Избавляемся от предрассудков и предубеждений
Овладение эмоциональной грамотностью и осознание собственных эмоций – два эффективных способа развивать эмпатию.
Но, даже обладая эмоциональным интеллектом и самосознанием, мы не всегда проявляем настоящую эмпатию, если держимся за свои предрассудки и предубеждения. Предвзятое мнение о человеке – самое серьезное препятствие на пути к искренней эмпатии. Предрассудки и предубеждения – два «белых пятна»; чтобы развивать эмпатию, нужно признать свою ответственность за них и стремиться к открытому, незашоренному мышлению.
Когда люди слышат слова «предрассудки и предубеждения», они сразу думают о расизме, или сексизме, или предвзятом отношении к инвалидам либо адептам другой религии, которую они плохо понимают. Могут ли такие проблемы, как расизм и сексизм, помешать искренней эмпатии? Конечно. Но вопрос предрассудков и эмпатии имеет гораздо более глубокие корни.
Отвлечемся на минутку и взглянем на одно любопытное слово: «род» (kin). Его можно встретить в таких словах, как «сродни» (то есть «похожий» или «аналогичный по характеру»), «родство», «родственный». Слово имеет индоевропейские корни и происходит от древнегерманского слова «рождать». А оно, в свою очередь, происходит от древнескандинавского kundr (ребенок). То есть ваши родственники – это члены вашей семьи. Схожее древнесаксонское слово kunni означает «род, раса, племя», голландское kunne означает «пол, гендер», а древнеанглийское cynn – «семья, раса, род, вид, ранг, сущность». То есть можно сказать, что это слово означает не только кровные узы, но и племя, сообщество, включая тех, кто похож на нас.
Однако историю этого интересного слова мы также видим в двух значениях слова kind: с одной стороны, оно означает сопереживание и доброту, а с другой – род, класс или семью («он жил со своими»). Предполагается, что если кто-то близок вам, то вы добры к нему.
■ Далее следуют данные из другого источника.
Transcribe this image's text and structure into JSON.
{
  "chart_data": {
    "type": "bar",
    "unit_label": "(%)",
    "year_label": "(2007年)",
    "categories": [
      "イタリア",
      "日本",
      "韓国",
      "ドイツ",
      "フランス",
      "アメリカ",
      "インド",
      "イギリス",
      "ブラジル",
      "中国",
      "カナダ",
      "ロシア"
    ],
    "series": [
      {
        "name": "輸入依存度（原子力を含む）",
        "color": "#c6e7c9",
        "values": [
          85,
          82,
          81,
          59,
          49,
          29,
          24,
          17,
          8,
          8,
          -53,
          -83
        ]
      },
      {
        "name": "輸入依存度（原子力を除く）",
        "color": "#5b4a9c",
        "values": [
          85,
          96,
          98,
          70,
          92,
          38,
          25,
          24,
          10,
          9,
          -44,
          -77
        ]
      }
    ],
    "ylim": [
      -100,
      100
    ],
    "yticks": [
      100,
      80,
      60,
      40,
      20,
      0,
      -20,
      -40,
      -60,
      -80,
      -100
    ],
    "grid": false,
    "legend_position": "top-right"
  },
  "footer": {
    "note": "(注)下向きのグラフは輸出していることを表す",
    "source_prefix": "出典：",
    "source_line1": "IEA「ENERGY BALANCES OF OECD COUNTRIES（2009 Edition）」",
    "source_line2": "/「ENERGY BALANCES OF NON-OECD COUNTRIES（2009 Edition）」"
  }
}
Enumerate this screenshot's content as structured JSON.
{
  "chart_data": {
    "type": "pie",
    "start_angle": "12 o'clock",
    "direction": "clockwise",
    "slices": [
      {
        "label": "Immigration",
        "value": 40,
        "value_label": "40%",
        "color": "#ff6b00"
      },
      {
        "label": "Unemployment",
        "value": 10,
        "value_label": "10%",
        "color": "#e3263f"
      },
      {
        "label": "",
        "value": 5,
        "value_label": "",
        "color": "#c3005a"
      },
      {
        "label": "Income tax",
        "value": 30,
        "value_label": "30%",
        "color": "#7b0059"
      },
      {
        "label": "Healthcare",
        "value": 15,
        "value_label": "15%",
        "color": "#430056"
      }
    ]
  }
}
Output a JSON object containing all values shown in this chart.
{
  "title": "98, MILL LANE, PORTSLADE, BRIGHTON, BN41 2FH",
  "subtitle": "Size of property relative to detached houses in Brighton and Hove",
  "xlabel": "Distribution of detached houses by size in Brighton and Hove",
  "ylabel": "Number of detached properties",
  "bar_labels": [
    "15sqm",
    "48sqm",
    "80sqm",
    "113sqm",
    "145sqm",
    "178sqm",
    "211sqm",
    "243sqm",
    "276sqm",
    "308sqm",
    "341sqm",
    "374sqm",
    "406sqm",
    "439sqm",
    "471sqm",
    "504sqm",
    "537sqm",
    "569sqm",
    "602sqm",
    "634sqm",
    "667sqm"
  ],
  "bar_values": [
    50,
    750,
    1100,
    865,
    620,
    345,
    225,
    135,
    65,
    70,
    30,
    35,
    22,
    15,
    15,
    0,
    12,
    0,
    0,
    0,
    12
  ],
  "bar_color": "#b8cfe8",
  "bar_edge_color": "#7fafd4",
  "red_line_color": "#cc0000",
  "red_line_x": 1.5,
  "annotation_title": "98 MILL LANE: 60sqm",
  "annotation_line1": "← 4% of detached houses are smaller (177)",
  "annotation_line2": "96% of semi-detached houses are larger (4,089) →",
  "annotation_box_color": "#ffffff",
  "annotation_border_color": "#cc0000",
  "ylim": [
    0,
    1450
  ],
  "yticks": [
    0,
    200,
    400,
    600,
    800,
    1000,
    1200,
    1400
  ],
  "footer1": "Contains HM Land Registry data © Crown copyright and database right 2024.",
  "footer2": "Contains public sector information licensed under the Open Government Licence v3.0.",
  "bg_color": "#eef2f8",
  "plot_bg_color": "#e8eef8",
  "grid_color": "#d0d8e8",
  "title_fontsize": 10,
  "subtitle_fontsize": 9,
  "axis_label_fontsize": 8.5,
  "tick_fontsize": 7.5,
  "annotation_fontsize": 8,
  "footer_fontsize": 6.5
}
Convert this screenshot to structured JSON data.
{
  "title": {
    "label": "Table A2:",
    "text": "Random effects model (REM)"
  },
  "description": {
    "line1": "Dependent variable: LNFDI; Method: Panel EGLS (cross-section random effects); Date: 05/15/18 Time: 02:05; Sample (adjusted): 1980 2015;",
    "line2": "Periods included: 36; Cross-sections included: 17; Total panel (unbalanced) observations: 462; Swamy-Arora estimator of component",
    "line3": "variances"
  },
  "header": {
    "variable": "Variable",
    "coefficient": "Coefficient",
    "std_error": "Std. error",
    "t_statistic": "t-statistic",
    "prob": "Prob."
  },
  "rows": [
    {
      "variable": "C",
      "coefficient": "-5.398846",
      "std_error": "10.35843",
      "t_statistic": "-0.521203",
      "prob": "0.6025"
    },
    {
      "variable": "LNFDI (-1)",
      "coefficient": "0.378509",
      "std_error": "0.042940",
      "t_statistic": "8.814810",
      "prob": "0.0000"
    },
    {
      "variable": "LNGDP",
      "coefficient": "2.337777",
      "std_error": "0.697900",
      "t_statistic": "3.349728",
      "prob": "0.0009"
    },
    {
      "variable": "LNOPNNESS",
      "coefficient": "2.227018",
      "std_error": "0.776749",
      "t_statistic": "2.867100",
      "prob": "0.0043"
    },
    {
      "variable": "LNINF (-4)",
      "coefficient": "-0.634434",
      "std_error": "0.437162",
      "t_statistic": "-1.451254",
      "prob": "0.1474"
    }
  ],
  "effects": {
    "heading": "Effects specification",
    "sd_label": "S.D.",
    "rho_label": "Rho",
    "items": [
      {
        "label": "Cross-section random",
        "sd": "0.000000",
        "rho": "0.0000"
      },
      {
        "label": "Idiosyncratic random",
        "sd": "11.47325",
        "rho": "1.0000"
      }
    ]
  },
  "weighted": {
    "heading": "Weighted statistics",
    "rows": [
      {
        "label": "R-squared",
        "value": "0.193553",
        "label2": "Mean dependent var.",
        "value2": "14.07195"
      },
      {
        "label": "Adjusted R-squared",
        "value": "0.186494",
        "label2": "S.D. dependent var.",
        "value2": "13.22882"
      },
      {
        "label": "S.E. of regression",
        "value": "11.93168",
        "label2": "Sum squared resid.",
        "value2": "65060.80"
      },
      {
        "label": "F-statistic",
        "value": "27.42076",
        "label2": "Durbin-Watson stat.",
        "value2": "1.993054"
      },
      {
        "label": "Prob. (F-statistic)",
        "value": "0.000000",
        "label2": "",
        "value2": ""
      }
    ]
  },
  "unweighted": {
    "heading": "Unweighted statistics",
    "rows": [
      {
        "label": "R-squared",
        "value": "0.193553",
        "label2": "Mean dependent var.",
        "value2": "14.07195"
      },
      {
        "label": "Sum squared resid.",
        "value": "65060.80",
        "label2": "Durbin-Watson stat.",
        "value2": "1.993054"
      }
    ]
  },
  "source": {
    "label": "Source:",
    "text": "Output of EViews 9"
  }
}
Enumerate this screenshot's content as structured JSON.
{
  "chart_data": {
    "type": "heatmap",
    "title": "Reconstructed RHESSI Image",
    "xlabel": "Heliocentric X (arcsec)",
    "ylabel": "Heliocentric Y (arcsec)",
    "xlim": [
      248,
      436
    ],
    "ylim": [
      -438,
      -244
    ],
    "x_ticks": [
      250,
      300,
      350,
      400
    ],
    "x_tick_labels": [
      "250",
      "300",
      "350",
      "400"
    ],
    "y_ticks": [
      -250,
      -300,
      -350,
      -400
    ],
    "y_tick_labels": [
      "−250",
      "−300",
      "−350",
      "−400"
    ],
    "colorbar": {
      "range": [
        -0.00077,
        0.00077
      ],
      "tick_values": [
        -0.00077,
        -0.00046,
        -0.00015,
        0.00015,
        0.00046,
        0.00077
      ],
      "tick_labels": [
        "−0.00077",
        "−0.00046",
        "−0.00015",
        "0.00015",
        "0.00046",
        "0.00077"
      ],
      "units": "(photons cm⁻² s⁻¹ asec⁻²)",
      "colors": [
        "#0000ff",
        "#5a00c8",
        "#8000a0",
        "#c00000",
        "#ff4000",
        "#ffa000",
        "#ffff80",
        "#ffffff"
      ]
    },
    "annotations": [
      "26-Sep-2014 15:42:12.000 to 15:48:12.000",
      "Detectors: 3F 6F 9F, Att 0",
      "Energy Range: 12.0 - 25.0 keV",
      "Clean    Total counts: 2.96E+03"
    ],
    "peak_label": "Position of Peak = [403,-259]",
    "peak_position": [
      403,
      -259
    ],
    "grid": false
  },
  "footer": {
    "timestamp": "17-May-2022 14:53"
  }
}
Даже не вдаваясь глубоко в этимологию, можно сделать вывод, что в истории человеческого рода прослеживается мощная и древняя связь между сходством и сопереживанием. Это факт, что мы проявляем больше эмпатии к своим и меньше эмпатии к чужим и непонятным нам людям. Опять же мы видим, что наша эмоциональная данность имеет глубокое, древнее физиологическое обоснование – в конце концов, разве материнская любовь не считается прототипом всех иных форм человеческой доброты? Разве мы не говорим о братской любви как о высших и сильнейших узах между людьми?
Итак, возвращаемся к предрассудкам и предубеждениям: каждый раз, когда мы выносим предвзятое, преждевременное суждение, мы решаем, что этот человек не похож на нас. Он не из нашей семьи или племени. И когда мы это делаем, мы намеренно исключаем потенциальное чувство близости и родства с ним. Конечно, люди действительно принадлежат к множеству разных групп, совершенно непохожих друг на друга, и если мы решим, что этот человек чужд нам, то будет сложнее почувствовать с ним родство, – другими словами, нам будет сложнее проявить к нему эмпатию.